Should President Obama drive America over the fiscal cliff?

Liberals have urged Obama to play hardball in budget talks with Republicans, even if it means plunging the country into economic uncertainty

President Obama
(Image credit: Chip Somodevilla/Getty Images)

President Obama and Speaker John Boehner will soon begin budget negotiations to avoid the fiscal cliff at the end of the year, when all the Bush tax cuts are set to expire and a slate of steep spending cuts are scheduled to take effect. Independent economists say the U.S. will slide back into a recession if that happens, yet some liberals are arguing that's precisely the course Obama should set, since allowing all the cuts to expire would make it easier for Obama to raise taxes on the rich. "At that point, a vote for a tax cut that Obama will sign — i.e., the middle-class tax cuts only — would clearly" pass the Republican-controlled House and thereby avoid an economic calamity, says Matthew Yglesias at Slate. Should Obama drive the country over the fiscal cliff?

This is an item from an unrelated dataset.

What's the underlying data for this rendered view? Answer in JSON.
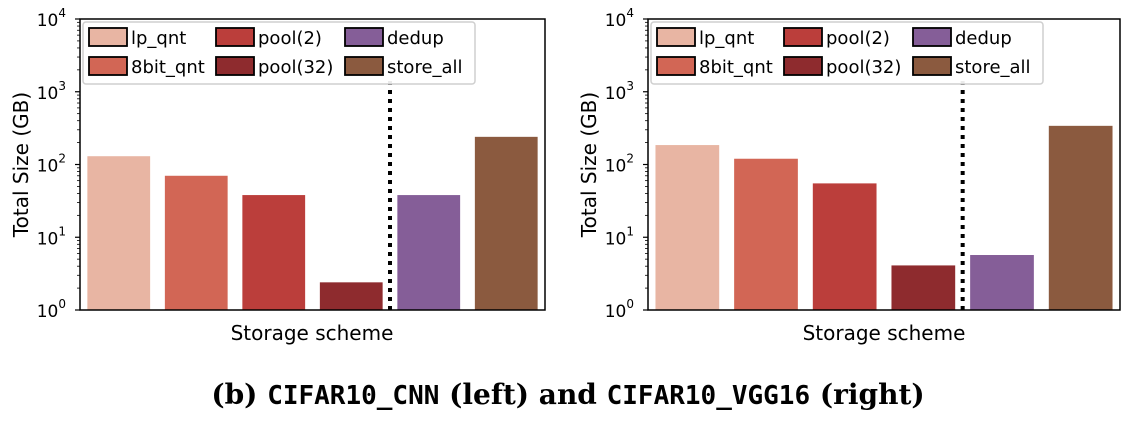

No. Obama shouldn't gamble with the economy: The left is pushing Obama to "adopt a strategy of confrontation and conquest," but that would be the height of irresponsibility, says David Brooks at The New York Times. "It's reckless to think you can manufacture an economic crisis for political leverage and then control the cascading results." While it would help Obama ram through tax hikes on the wealthy, it would hurt his second-term agenda, sowing "such bitterness that it would be the last thing he'd pass for the rest of his term." Resolving the fiscal cliff will "take a dealmaker, not a warrior."